First Author  Coulouarn C Year  2012
Journal  Cancer Res Volume  72
Issue  10 Pages  2533-42
PubMed ID  22419664 Mgi Jnum  J:189352
Mgi Id  MGI:5445079 Doi  10.1158/0008-5472.CAN-11-3317
Citation  Coulouarn C, et al. (2012) Hepatocyte-stellate cell cross-talk in the liver engenders a permissive inflammatory microenvironment that drives progression in hepatocellular carcinoma. Cancer Res 72(10):2533-42
abstractText  Many solid malignant tumors arise on a background of inflamed and/or fibrotic tissues, features that are found in more than 80% hepatocellular carcinomas (HCC). Activated hepatic stellate cells (HSC) play a critical role in fibrogenesis associated with HCC onset and progression, yet their functional impact on hepatocyte fate remains largely unexplored. Here, we used a coculture model to investigate the cross-talk between hepatocytes (human hepatoma cells) and activated human HSCs.

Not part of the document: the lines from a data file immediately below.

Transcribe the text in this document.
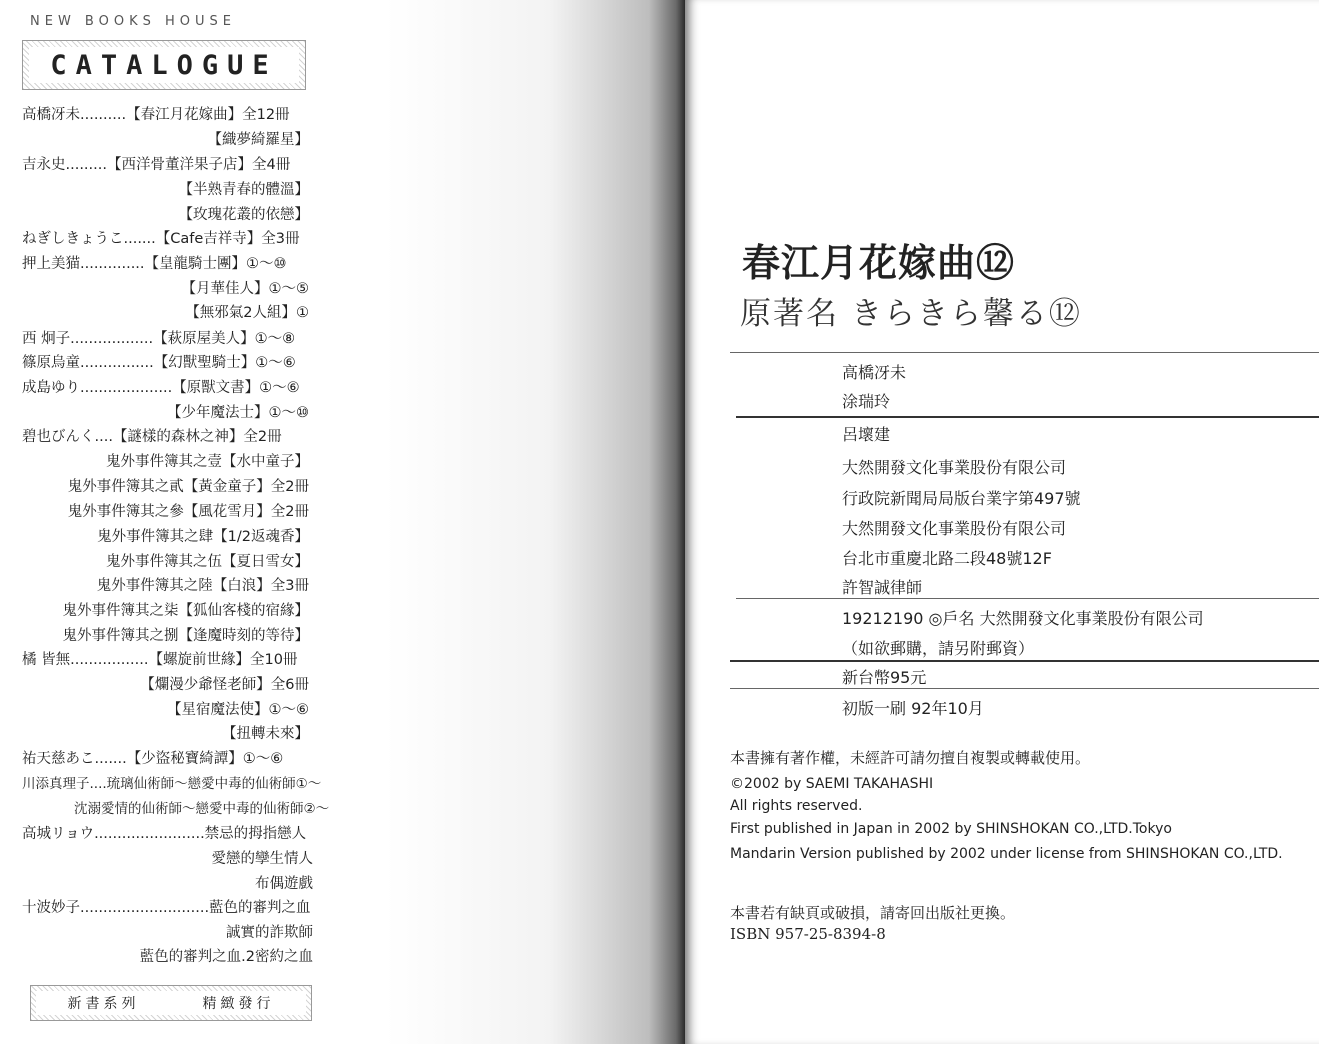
NEW BOOKS HOUSE
CATALOGUE
高橋冴未..........【春江月花嫁曲】全12冊
【織夢綺羅星】
吉永史.........【西洋骨董洋果子店】全4冊
【半熟青春的體溫】
【玫瑰花叢的依戀】
ねぎしきょうこ.......【Cafe吉祥寺】全3冊
押上美猫..............【皇龍騎士團】①～⑩
【月華佳人】①～⑤
【無邪氣2人組】①
西 炯子..................【萩原屋美人】①～⑧
篠原烏童................【幻獸聖騎士】①～⑥
成島ゆり....................【原獸文書】①～⑥
【少年魔法士】①～⑩
碧也びんく....【謎樣的森林之神】全2冊
鬼外事件簿其之壹【水中童子】
鬼外事件簿其之貳【黃金童子】全2冊
鬼外事件簿其之參【風花雪月】全2冊
鬼外事件簿其之肆【1/2返魂香】
鬼外事件簿其之伍【夏日雪女】
鬼外事件簿其之陸【白浪】全3冊
鬼外事件簿其之柒【狐仙客棧的宿緣】
鬼外事件簿其之捌【逢魔時刻的等待】
橘 皆無.................【螺旋前世緣】全10冊
【爛漫少爺怪老師】全6冊
【星宿魔法使】①～⑥
【扭轉未來】
祐天慈あこ.......【少盜秘寶綺譚】①～⑥
川添真理子....琉璃仙術師～戀愛中毒的仙術師①～
沈溺愛情的仙術師～戀愛中毒的仙術師②～
高城リョウ........................禁忌的拇指戀人
愛戀的孿生情人
布偶遊戲
十波妙子............................藍色的審判之血
誠實的詐欺師
藍色的審判之血.2密約之血
新書系列	精緻發行
春江月花嫁曲⑫
原著名 きらきら馨る⑫
高橋冴未
涂瑞玲
呂壞建
大然開發文化事業股份有限公司
行政院新聞局局版台業字第497號
大然開發文化事業股份有限公司
台北市重慶北路二段48號12F
許智誠律師
19212190 ◎戶名 大然開發文化事業股份有限公司
（如欲郵購，請另附郵資）
新台幣95元
初版一刷 92年10月
本書擁有著作權，未經許可請勿擅自複製或轉載使用。
©2002 by SAEMI TAKAHASHI
All rights reserved.
First published in Japan in 2002 by SHINSHOKAN CO.,LTD.Tokyo
Mandarin Version published by 2002 under license from SHINSHOKAN CO.,LTD.
本書若有缺頁或破損，請寄回出版社更換。
ISBN 957-25-8394-8
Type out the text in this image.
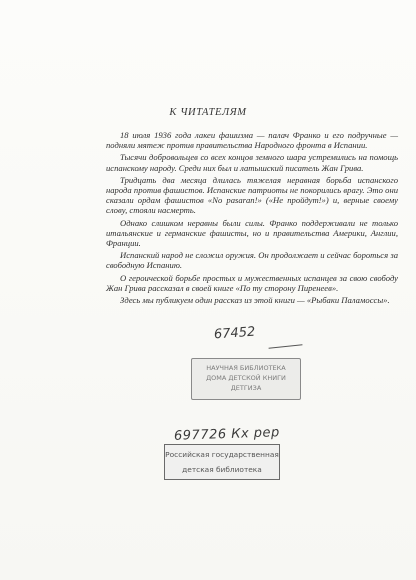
К ЧИТАТЕЛЯМ

18 июля 1936 года лакеи фашизма — палач Франко и его подручные — подняли мятеж против правительства Народного фронта в Испании.

Тысячи добровольцев со всех концов земного шара устремились на помощь испанскому народу. Среди них был и латышский писатель Жан Грива.

Тридцать два месяца длилась тяжелая неравная борьба испанского народа против фашистов. Испанские патриоты не покорились врагу. Это они сказали ордам фашистов «No pasaran!» («Не пройдут!») и, верные своему слову, стояли насмерть.

Однако слишком неравны были силы. Франко поддерживали не только итальянские и германские фашисты, но и правительства Америки, Англии, Франции.

Испанский народ не сложил оружия. Он продолжает и сейчас бороться за свободную Испанию.

О героической борьбе простых и мужественных испанцев за свою свободу Жан Грива рассказал в своей книге «По ту сторону Пиренеев».

Здесь мы публикуем один рассказ из этой книги — «Рыбаки Паламоссы».

67452
НАУЧНАЯ БИБЛИОТЕКА
ДОМА ДЕТСКОЙ КНИГИ
ДЕТГИЗА
697726 Кх рер
Российская государственная
детская библиотека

Unsupervised genome-wide expression profiling showed that hepatocyte-HSC cross-talk is bidirectional and results in the deregulation of functionally relevant gene networks. Notably, coculturing increased the expression of proinflammatory cytokines and modified the phenotype of hepatocytes toward motile cells. Hepatocyte-HSC cross-talk also generated a permissive proangiogenic microenvironment, particularly by inducing VEGFA and matrix metalloproteinase (MMP)9 expression in HSCs. An integrative genomic analysis revealed that the expression of genes associated with hepatocyte-HSC cross-talk correlated with HCC progression in mice and was predictive of a poor prognosis and metastasis propensity in human HCCs. Interestingly, the effects of cross-talk on migration and angiogenesis were reversed by the histone deacetylase inhibitor trichostatin A. Our findings, therefore, indicate that the cross-talk between hepatoma cells and activated HSCs is an important feature of HCC progression, which may be targeted by epigenetic modulation.